Doom (Sniper)
Genre: First-Person Shooter
Developer: Williams Entertainment
Publisher: Williams Entertainment

Graphics
For this PlayStation version of Doom, the entire ray-casting engine was swapped out to leverage the PSX's 3D hardware: the game draws the level geometry using triangle-based vertical "strips", to minimize affine texture warping. The textures look super sharp, especially certain details such as the door textures. There are some added parlor tricks such as transparent windows added in spots, cool alpha-blended demons, and "Quake 2"-esque colored lighting! The framerate is great compared to other console ports, but does struggle in some of the later high-geometry maps. It's too bad the sprites weren't re-drawn to be higher resolution-- but that would come in the future, in "Doom 64".

Sound
For this rendition of the game the beloved Bobby Prince soundtrack is out, atmospheric music is in. The new music runs on the PSX's DSP, and the samples sound really good. Various sound effects, especially for monsters, are swapped around, and an awesome hardware reverb effect makes everything sound echoey and spooky.
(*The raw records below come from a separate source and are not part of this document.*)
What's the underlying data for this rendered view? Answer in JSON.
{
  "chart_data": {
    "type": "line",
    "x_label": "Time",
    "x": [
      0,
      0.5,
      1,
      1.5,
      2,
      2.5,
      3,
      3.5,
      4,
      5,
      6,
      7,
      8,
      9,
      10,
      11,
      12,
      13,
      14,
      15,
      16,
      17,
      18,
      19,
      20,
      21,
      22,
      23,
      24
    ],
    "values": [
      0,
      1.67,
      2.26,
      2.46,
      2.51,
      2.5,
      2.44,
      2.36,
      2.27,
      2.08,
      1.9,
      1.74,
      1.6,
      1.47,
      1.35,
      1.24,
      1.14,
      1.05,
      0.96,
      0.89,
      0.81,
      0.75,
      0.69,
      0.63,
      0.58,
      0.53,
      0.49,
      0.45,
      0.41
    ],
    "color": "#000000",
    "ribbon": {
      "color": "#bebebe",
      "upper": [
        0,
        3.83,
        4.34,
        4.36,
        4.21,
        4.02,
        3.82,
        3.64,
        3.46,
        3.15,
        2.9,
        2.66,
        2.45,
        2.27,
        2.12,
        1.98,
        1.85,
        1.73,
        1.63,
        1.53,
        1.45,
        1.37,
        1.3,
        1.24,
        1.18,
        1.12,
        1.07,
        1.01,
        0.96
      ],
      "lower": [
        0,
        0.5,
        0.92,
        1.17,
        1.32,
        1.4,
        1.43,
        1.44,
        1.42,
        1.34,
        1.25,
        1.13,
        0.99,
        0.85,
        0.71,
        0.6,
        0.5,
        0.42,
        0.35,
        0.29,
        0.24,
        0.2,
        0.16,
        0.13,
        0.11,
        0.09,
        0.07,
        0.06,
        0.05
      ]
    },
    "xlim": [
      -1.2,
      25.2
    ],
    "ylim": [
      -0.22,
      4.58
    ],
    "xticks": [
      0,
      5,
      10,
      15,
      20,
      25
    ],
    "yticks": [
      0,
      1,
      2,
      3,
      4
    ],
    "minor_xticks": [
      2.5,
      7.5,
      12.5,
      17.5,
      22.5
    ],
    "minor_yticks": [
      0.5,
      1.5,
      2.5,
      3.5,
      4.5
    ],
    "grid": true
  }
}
This reviewer wishes the original music had been converted instead, but at the same time this new "take" on the Doom aural aesthetic is not bad at all.

Gameplay
This port's control scheme is fantastic: L1 and R1 strafe, L2 and R2 cycle weapons, square runs, triangle shoots, and circle opens doors. With this default button mapping playing the game is a cinch-- it's even easy to circle strafe! This release has tons and tons of content, around sixty maps in total. The player can pick "Ultimate Doom" or "Doom II" from the main menu. The former just runs all of the levels together in a giant sequence, versus having separate episodes.

Overall
This is a truly phenomenal console port of Doom. It has a good framerate, and leverages the PlayStation hardware in clever ways. Apparently the background is that some people at Williams wanted to make an "Ultra 64" version of Doom for Nintendo's impending hardware, but when that hardware was delayed numerous times Carmack suggested starting with this PSX version to get their feet wet. In a lot of ways this version of Doom reminds this reviewer of the "Macenstein" Wolf3d 3DO port-- both are like ultimate versions of their respective games, with zillions of maps, but with their own unique personality as well.